Abstract Notable effects of Li 3 AlH 6 on the hydrogen storage properties of the NaBH 4 are studied intensively. Li 3 AlH 6 is synthesized by milling 2LiH-LiAlH 4 mixture for 12 h. The best molar ratio of the NaBH 4 - Li 3 AlH 6 destabilized system is 1:1 which has decomposed at two stages; Li 3 AlH 6 decomposition stage at 170 °C and NaBH 4 decomposition stage at 400 °C. As no significant effect on the decomposition temperature between 1 h and 24 h of milling time can be observed, the 1-hour milling preparation method is selected for the characterization. Isothermal absorption has shown that the system is able to absorb 4.2 wt% and 6.1 wt% of hydrogen in 60 min at 330 °C and 420 °C under 30 atm of hydrogen pressure.

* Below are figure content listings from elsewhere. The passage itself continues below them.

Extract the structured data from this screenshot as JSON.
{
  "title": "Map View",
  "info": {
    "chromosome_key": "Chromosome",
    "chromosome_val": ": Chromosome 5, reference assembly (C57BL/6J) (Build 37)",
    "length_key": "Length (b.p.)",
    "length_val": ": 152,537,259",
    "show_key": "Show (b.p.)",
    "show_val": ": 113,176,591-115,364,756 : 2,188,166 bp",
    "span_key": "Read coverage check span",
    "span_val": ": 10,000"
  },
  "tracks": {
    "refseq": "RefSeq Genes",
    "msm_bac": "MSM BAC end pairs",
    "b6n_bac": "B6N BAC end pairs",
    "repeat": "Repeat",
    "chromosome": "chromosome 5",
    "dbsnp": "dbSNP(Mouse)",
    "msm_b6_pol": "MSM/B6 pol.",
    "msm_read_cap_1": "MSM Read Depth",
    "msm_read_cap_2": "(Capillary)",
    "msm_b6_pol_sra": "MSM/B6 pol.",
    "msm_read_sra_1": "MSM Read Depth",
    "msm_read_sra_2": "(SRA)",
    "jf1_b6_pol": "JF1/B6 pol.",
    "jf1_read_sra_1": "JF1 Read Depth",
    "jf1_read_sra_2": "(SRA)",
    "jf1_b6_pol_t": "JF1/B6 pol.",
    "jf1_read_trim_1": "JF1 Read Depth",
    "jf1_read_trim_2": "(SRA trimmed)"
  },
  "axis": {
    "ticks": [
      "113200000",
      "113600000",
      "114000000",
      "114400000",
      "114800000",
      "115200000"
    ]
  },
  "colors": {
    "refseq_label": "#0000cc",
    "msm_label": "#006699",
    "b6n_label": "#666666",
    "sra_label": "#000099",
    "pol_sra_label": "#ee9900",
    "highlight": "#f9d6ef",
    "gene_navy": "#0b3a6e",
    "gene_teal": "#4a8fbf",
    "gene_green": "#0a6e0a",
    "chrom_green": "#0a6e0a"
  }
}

In contrast, only about 3.4 wt% and 3.7 wt% of hydrogen can be absorbed by the milled NaBH 4 under a similar condition. Meanwhile, the system is able to desorb 2.0 wt% and 4.1 wt% of hydrogen in 60 min at 330 °C and 420 °C in isothermal desorption while only 0.3 wt% and 2.1 wt% can be released by the milled NaBH 4 under the similar condition. The decomposition activation energy and enthalpy of the NaBH 4 stage are calculated to be 162.1 kJ/mol and 68.1 kJ/mol H 2 . Based on the X-ray diffraction analysis, Na, Al and AlB 2 are formed during the dehydrogenation process. The formation of Al and AlB2 are the keys to the improvement of hydrogenation properties. It is concluded that Li 3 AlH 6 is a good destabilizing agent for the NaBH 4 system.